For purposes of this subdivision, the non-owning spouse bears the burden of proving that (i) contributions of marital property or personal effort were made and (ii) the separate property increased in value. Once this burden of proof is met, the owning spouse bears the burden of proving that the increase in value or some portion thereof was not caused by contributions of marital property or personal effort. 

“Personal effort” of a party shall be deemed to be labor, effort, inventiveness, physical or intellectual skill, creativity, or managerial, promotional or marketing activity applied directly to the separate property of either party. 

b. In the case of any pension, profit-sharing, or deferred compensation plan or retirement benefit, the marital share as defined in subsection G shall be marital property. 

c. In the case of any personal injury or workers’ compensation recovery of either party, the marital share as defined in subsection H shall be marital property. 

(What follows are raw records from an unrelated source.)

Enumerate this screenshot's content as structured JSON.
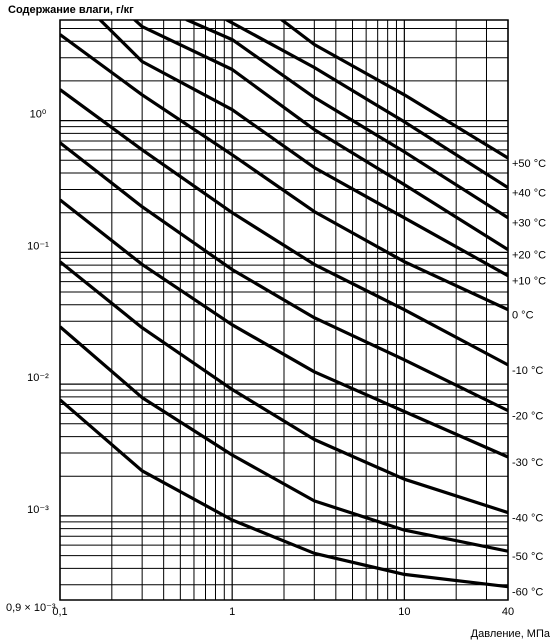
{
  "chart_data": {
    "type": "line",
    "y_label": "Содержание влаги, г/кг",
    "x_label": "Давление, МПа",
    "corner_label": "0,9 × 10⁻³",
    "log_x": true,
    "log_y": true,
    "grid": true,
    "color": "#000000",
    "xlim": [
      0.1,
      40
    ],
    "ylim": [
      0.00023,
      5.8
    ],
    "xticks": [
      {
        "value": 0.1,
        "label": "0,1"
      },
      1,
      10,
      40
    ],
    "yticks": [
      {
        "value": 1,
        "label": "10⁰"
      },
      {
        "value": 0.1,
        "label": "10⁻¹"
      },
      {
        "value": 0.01,
        "label": "10⁻²"
      },
      {
        "value": 0.001,
        "label": "10⁻³"
      }
    ],
    "xminor": [
      0.2,
      0.3,
      0.4,
      0.5,
      0.6,
      0.7,
      0.8,
      0.9,
      2,
      3,
      4,
      5,
      6,
      7,
      8,
      9,
      20,
      30
    ],
    "yminor": [
      0.0003,
      0.0004,
      0.0005,
      0.0006,
      0.0007,
      0.0008,
      0.0009,
      0.002,
      0.003,
      0.004,
      0.005,
      0.006,
      0.007,
      0.008,
      0.009,
      0.02,
      0.03,
      0.04,
      0.05,
      0.06,
      0.07,
      0.08,
      0.09,
      0.2,
      0.3,
      0.4,
      0.5,
      0.6,
      0.7,
      0.8,
      0.9,
      2,
      3,
      4,
      5
    ],
    "series": [
      {
        "name": "+50 °C",
        "x": [
          1.93,
          3,
          10,
          40
        ],
        "values": [
          5.85,
          3.78,
          1.57,
          0.52
        ]
      },
      {
        "name": "+40 °C",
        "x": [
          0.92,
          3,
          10,
          40
        ],
        "values": [
          5.85,
          2.53,
          0.98,
          0.31
        ]
      },
      {
        "name": "+30 °C",
        "x": [
          0.54,
          1,
          3,
          10,
          40
        ],
        "values": [
          5.85,
          4.12,
          1.5,
          0.58,
          0.183
        ]
      },
      {
        "name": "+20 °C",
        "x": [
          0.27,
          0.3,
          1,
          3,
          10,
          40
        ],
        "values": [
          5.85,
          5.17,
          2.44,
          0.855,
          0.327,
          0.105
        ]
      },
      {
        "name": "+10 °C",
        "x": [
          0.17,
          0.3,
          1,
          3,
          10,
          40
        ],
        "values": [
          5.85,
          2.81,
          1.21,
          0.44,
          0.183,
          0.0665
        ]
      },
      {
        "name": "0 °C",
        "x": [
          0.1,
          0.3,
          1,
          3,
          10,
          40
        ],
        "values": [
          4.5,
          1.57,
          0.55,
          0.204,
          0.085,
          0.0367
        ]
      },
      {
        "name": "-10 °C",
        "x": [
          0.1,
          0.3,
          1,
          3,
          10,
          40
        ],
        "values": [
          1.72,
          0.6,
          0.2,
          0.081,
          0.0367,
          0.014
        ]
      },
      {
        "name": "-20 °C",
        "x": [
          0.1,
          0.3,
          1,
          3,
          10,
          40
        ],
        "values": [
          0.68,
          0.222,
          0.074,
          0.0319,
          0.0153,
          0.0063
        ]
      },
      {
        "name": "-30 °C",
        "x": [
          0.1,
          0.3,
          1,
          3,
          10,
          40
        ],
        "values": [
          0.25,
          0.081,
          0.0282,
          0.0124,
          0.0062,
          0.0028
        ]
      },
      {
        "name": "-40 °C",
        "x": [
          0.1,
          0.3,
          1,
          3,
          10,
          40
        ],
        "values": [
          0.085,
          0.0268,
          0.0091,
          0.0038,
          0.0019,
          0.00106
        ]
      },
      {
        "name": "-50 °C",
        "x": [
          0.1,
          0.3,
          1,
          3,
          10,
          40
        ],
        "values": [
          0.0273,
          0.0079,
          0.0029,
          0.0013,
          0.00078,
          0.00054
        ]
      },
      {
        "name": "-60 °C",
        "x": [
          0.1,
          0.3,
          1,
          3,
          10,
          40
        ],
        "values": [
          0.0076,
          0.0022,
          0.00093,
          0.00052,
          0.00036,
          0.00029
        ]
      }
    ]
  }
}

d. When marital property and separate property are commingled by contributing one category of property to another, resulting in the loss of identity of the contributed property, the classification of the contributed property shall be transmuted to the category of property receiving the contribution. However, to the extent the contributed property is retraceable by a preponderance of the evidence and was not a gift, such contributed property shall retain its original classification. 

e. When marital property and separate property are commingled into newly acquired property resulting in the loss of identity of the contributing properties, the commingled property shall be deemed transmuted to marital property. However, to the extent the contributed property is retraceable by a preponderance of the evidence and was not a gift, the contributed property shall retain its original classification. 

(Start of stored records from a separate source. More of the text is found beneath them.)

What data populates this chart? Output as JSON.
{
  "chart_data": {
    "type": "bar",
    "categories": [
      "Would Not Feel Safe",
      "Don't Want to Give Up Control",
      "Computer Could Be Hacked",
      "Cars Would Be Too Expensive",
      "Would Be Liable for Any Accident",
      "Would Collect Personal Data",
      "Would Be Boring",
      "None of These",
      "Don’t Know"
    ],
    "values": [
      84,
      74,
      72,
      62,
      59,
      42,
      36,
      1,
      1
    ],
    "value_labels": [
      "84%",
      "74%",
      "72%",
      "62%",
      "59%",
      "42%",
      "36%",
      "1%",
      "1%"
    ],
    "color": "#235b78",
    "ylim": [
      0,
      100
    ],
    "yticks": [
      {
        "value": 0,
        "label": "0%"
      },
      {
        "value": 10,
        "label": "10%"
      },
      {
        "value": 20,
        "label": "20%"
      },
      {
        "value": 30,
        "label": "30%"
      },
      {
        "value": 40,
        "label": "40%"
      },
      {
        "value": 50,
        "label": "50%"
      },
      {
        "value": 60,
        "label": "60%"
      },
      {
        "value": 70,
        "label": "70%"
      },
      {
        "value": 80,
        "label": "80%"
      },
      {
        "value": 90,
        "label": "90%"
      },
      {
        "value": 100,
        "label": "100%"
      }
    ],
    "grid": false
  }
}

f. When separate property is retitled in the joint names of the parties, the retitled property shall be deemed transmuted to marital property. However, to the extent the property is retraceable by a preponderance of the evidence and was not a gift, the retitled property shall retain its original classification. 

g. When the separate property of one party is commingled into the separate property of the other party, or the separate property of each party is commingled into newly acquired property, to the extent the contributed property is retraceable by a preponderance of the evidence and was not a gift, each party shall be reimbursed the value of the contributed property in any award made pursuant to this section. 

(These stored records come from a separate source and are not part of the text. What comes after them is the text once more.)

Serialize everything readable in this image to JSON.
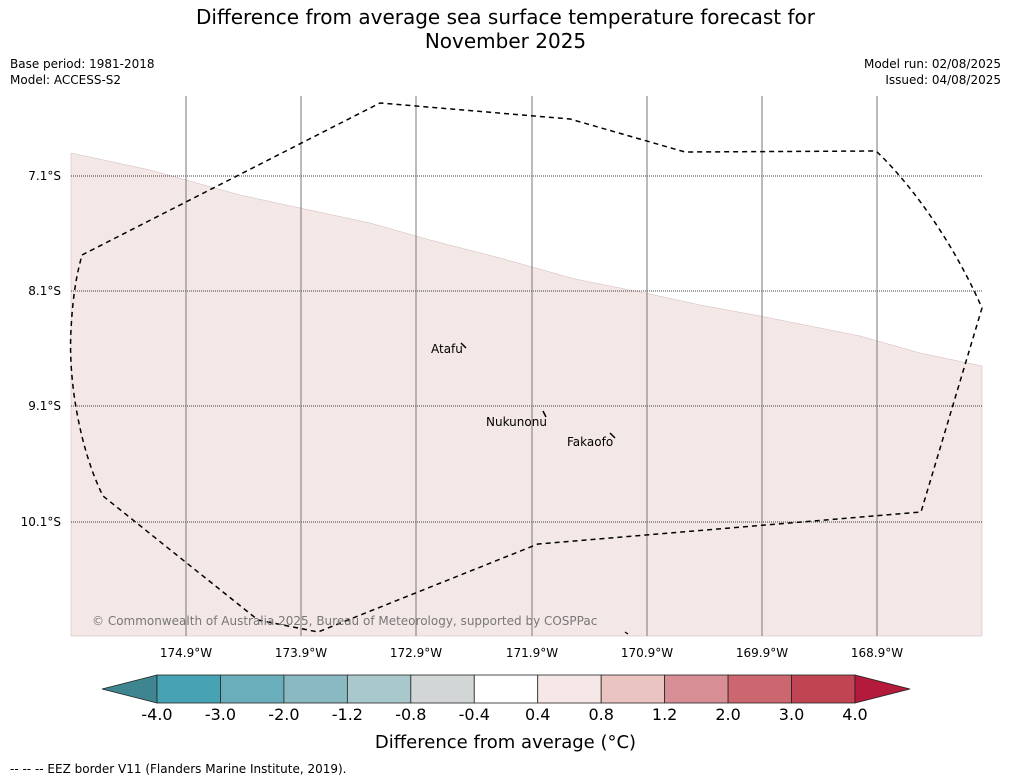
{
  "title_line1": "Difference from average sea surface temperature forecast for",
  "title_line2": "November 2025",
  "base_period": "Base period: 1981-2018",
  "model": "Model: ACCESS-S2",
  "model_run": "Model run: 02/08/2025",
  "issued": "Issued: 04/08/2025",
  "lat_labels": [
    "7.1°S",
    "8.1°S",
    "9.1°S",
    "10.1°S"
  ],
  "lon_labels": [
    "174.9°W",
    "173.9°W",
    "172.9°W",
    "171.9°W",
    "170.9°W",
    "169.9°W",
    "168.9°W"
  ],
  "places": [
    "Atafu",
    "Nukunonu",
    "Fakaofo"
  ],
  "copyright": "© Commonwealth of Australia 2025, Bureau of Meteorology, supported by COSPPac",
  "colorbar": {
    "ticks": [
      "-4.0",
      "-3.0",
      "-2.0",
      "-1.2",
      "-0.8",
      "-0.4",
      "0.4",
      "0.8",
      "1.2",
      "2.0",
      "3.0",
      "4.0"
    ],
    "colors": [
      "#3e858f",
      "#47a3b4",
      "#6aaebc",
      "#8ab9c2",
      "#a9c8cc",
      "#d3d6d6",
      "#ffffff",
      "#f6e8e7",
      "#e9c4c1",
      "#d78e95",
      "#cc6770",
      "#c04452",
      "#b31a3b"
    ],
    "label": "Difference from average (°C)"
  },
  "footer": "-- -- -- EEZ border V11 (Flanders Marine Institute, 2019).",
  "map_colors": {
    "anomaly_fill": "#f4e8e7",
    "eez_line": "#000000"
  }
}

h. Subdivisions D, E and F applies to jointly owned property. No presumption of gift shall arise under this section where (i) separate property is commingled with jointly owned property; (ii) newly acquired property is conveyed into joint ownership; or (iii) existing property is conveyed or retitled into joint ownership. For purposes of this subdivision section, property is jointly owned when it is titled in the name of both parties, whether as joint tenants, tenants by the entireties, or otherwise. 

[Note: Although there are exceptions, the easiest way to think about hybrid property is that if you can trace back out where the property came from (either separate property or marital property), then it retains that classification. So, for example, if a spouse were to sell a piece of property that he/she owned before the marriage and contributed the proceeds to buy a jointly-owned piece of property after the marriage, then the contribution of the separate property can be traced back out to determine what portion of the monies from the marital property should go to just the one spouse that made the contribution (as opposed to the hypothetical passive increase of value of the marital property over time which would be marital property to be shared by the parties)].